Trump nominated three members to fill the board, and the Senate Homeland Security and Governmental Affairs Committee advanced all three nominees to the full Senate between February 2019 and June 2019. But no vote has been held. Never before in MSPB’s 40-year history has the board lacked a Senate-confirmed member, according to Government Executive.
Stephen Kohn, partner at Kohn, Kohn & Colapinto, a D.C. law firm specializing in whistleblower protection, said the MSPB vacancies have created a backlog of thousands of cases of federal whistleblowers.
“If it remains vacant, [federal whistleblowers] effectively have no rights,” Kohn said. “I just don’t know how they get out of this.” Kohn said the backlog “is devastating,” and the only way to tunnel out of the cases could be to allow federal employees to proceed de novo in federal court after waiting a certain period—perhaps 180 days—for action from MSPB.
Kohn is also founder and chairman of the board of the National Whistleblower Center, which advocated for the creation of a National Whistleblower Day.

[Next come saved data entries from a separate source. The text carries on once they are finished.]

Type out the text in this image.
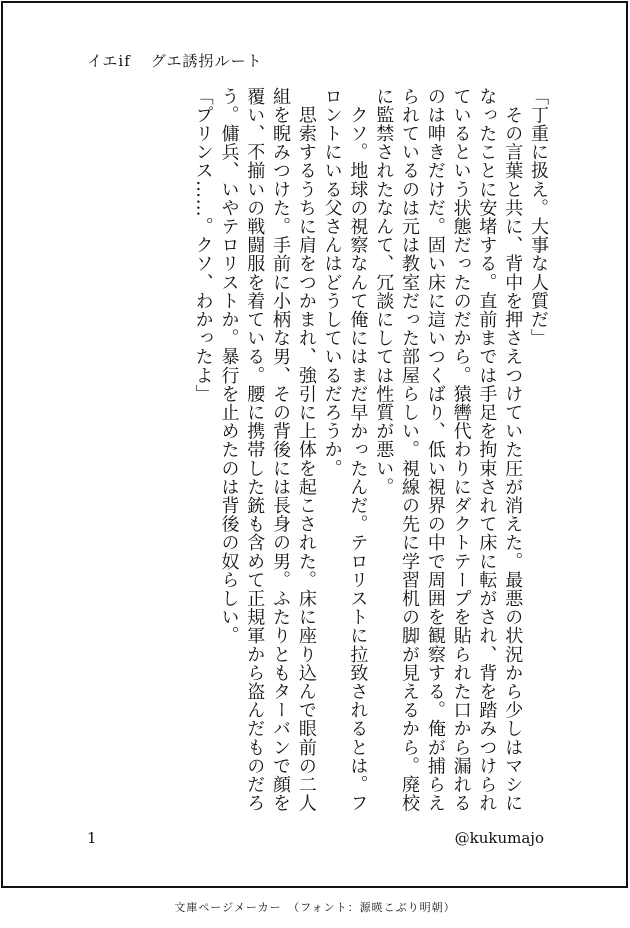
イエif グエ誘拐ルート

「丁重に扱え。大事な人質だ」

　その言葉と共に、背中を押さえつけていた圧が消えた。最悪の状況から少しはマシになったことに安堵する。直前までは手足を拘束されて床に転がされ、背を踏みつけられているという状態だったのだから。猿轡代わりにダクトテープを貼られた口から漏れるのは呻きだけだ。固い床に這いつくばり、低い視界の中で周囲を観察する。俺が捕らえられているのは元は教室だった部屋らしい。視線の先に学習机の脚が見えるから。廃校に監禁されたなんて、冗談にしては性質が悪い。

　クソ。地球の視察なんて俺にはまだ早かったんだ。テロリストに拉致されるとは。フロントにいる父さんはどうしているだろうか。

　思索するうちに肩をつかまれ、強引に上体を起こされた。床に座り込んで眼前の二人組を睨みつけた。手前に小柄な男、その背後には長身の男。ふたりともターバンで顔を覆い、不揃いの戦闘服を着ている。腰に携帯した銃も含めて正規軍から盗んだものだろう。傭兵、いやテロリストか。暴行を止めたのは背後の奴らしい。

「プリンス……。クソ、わかったよ」

1	@kukumajo
文庫ページメーカー　（フォント：源暎こぶり明朝）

Among the center’s current efforts are campaigns to safeguard protections for whistleblowers under the False Claims Act and the Dodd-Frank Act, which created the Securities and Exchange Commission’s whistleblower program in the wake of the financial crisis.
He said retaliation for whistleblowers in the federal government and in corporate America “remains extremely high.” In the federal government, Kohn identified the U.S. Department of Veterans Affairs as having the biggest problem protecting whistleblowers from retaliation. In corporate America, Kohn said the problems exist across industries and include companies such as Google and Apple.
There’s no shortage of lawyers wanting to work on whistleblower cases, Kohn said, citing his interactions with students as an adjunct professor at Northeastern University School of Law. For now, he said, there aren’t enough whistleblower lawyer jobs to meet the interest he sees. But some of that could soon change.
The Taxpayer First Act of 2019, which was signed into law by Trump in July, includes new language regarding anti-retaliation protection of whistleblowers involved in tax matters. Kohn pointed to the legislation as something that should spur labor and employment practices around D.C. to integrate whistleblower protection work into their practices.
There’s reason to think other changes to federal law relating to whistleblowers could arrive before 2020 as well. The Senate Whistleblower Protection Caucus, a bipartisan group of legislators formed in 2015, added three new members last month: Sens. Marsha Blackburn, R-Tennessee; Tammy Duckworth, D-Illinois; and Kyrsten Sinema, D-Arizona. The 14-member caucus is led by Sen. Chuck Grassley, R-Iowa, and Sen. Ron Wyden, D-Oregon.